So much of one’s feelings about a work or theory depend on when one reads them — something that will be very familiar to adherents of ‘reception theory’, which, according to Peter Schjeldahl in the New Yorker, is one of the art world’s current buzzwords, though we haven’t heard it bandied about much this side of the pond we have to say. Read Jane Jacobs’s book about top-down urban planning now (The Death and Life of Great American Cities, 1961), and it seems more screed than reasoned argument. Similarly, the argument of ‘The Rhetoric of the Image’ in Roland Barthes’s Mythologies — in which he picks apart how advertising works — now seems obvious. We understand quite clearly that the Panzani spaghetti advertisement, which he uses as his case study, uses a construction of Italy that signifies freshness and healthniess to sell its dried, store-bought pasta. This ‘Italianicity’ now comes across as just cheesy; which is to say it’s over-given — we see it straight away.
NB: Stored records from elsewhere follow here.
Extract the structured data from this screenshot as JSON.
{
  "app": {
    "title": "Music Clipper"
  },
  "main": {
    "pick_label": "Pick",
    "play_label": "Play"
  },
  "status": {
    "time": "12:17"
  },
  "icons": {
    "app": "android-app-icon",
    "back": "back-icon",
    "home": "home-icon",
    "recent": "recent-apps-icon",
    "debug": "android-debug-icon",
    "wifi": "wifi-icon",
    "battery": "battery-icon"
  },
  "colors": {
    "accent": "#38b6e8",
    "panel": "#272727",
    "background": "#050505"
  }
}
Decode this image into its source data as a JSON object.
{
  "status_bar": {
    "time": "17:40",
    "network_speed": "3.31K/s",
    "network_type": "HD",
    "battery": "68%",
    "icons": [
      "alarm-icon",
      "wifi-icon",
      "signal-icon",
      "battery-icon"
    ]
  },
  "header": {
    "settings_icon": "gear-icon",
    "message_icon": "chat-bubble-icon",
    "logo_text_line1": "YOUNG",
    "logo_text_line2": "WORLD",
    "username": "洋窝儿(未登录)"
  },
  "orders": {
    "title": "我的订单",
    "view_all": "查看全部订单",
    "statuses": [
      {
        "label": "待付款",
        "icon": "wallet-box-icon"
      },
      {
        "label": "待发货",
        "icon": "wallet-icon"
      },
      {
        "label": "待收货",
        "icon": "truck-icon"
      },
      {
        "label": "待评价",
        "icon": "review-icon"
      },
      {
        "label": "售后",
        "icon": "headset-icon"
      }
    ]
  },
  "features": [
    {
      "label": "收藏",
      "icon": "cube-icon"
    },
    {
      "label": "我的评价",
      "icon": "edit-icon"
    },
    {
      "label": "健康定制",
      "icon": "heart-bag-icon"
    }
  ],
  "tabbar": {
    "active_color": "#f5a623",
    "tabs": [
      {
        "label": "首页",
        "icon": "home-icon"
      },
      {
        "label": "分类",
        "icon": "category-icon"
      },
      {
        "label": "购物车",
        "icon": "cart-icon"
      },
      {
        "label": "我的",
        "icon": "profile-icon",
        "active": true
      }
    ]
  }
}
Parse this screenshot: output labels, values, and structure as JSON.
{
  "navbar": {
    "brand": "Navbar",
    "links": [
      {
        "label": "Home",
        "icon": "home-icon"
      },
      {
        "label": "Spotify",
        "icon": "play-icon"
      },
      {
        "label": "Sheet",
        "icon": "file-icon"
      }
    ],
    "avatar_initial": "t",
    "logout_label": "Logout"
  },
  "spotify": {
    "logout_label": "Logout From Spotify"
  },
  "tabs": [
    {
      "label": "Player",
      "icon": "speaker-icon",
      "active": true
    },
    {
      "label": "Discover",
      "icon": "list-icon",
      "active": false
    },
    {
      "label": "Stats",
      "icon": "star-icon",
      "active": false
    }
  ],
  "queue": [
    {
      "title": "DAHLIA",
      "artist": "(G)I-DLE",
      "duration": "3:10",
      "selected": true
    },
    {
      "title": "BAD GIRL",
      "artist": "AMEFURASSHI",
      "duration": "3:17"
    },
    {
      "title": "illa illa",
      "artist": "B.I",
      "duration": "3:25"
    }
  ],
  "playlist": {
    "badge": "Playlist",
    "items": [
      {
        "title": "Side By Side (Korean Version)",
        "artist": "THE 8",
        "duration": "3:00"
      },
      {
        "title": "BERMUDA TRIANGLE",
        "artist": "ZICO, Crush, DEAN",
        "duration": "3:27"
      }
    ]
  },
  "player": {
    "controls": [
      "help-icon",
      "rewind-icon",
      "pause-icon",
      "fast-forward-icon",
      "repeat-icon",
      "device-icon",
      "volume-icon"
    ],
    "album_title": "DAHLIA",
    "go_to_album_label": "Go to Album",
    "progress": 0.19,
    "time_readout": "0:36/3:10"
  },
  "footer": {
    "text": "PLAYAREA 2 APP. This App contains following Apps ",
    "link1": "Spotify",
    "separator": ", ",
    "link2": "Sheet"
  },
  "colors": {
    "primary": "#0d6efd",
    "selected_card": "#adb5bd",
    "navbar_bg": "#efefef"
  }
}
Back in the 2011 Venice Biennale, which we left off a week ago due to an unfortunate incident involving jet lag and pink champagne, we might revive this concept of ‘Italianicity’ to think through how the curated section of the biennale, Bice Curiger’s ‘ILLUMInations’, seemed like nothing so much as an art show. Art-show-icity. So much was familiar, and not re-signified in any way (Curiger’s argument throughout — light, apparently — was ultimately obscure (ha!)). And while there was good work on show, it was not clear (ha ha!) what was at stake. In an inversion of Barthes, while we wanted the spaghetti that was really on sale, we only got the advertisement, which clouded (ha ha ha!) over the individual pieces in its reiteration of many different art shows that had been seen and mounted before.
It might be fatigue, but something felt lacking: the semblance of an art show rather than the show itself.
For the record, and not to do down Curiger’s good choices, the measure a l’Italiano:
Luigi Ghirri’s photographs; Amalia Pica’s interrogation of education as the basis of state ideology (and she does this in colour); Omer Fast’s looped videos, which are seeming more and more about psychological pathologies (out, out, you damn spots — there is a very good article on his work from Afterall here); Emily Wardill, whose work has a good deal to say about hiding and showing; Christian Marclay’s The Clock (yes! really. Come fight me on this); RH Quaytman, the estimable Gerard Byrne (via his work about photographs that apparently show Loch Ness although no Loch Ness appears — Van Abbemuseum director Charles Esche used this as his own metaphor for the show); Karl Holmqvist’s ecstatic room of words and images made thereof.
All this, yes all this, lost in -icity! (For more images see the Centre for the Aesthetic Revolution.)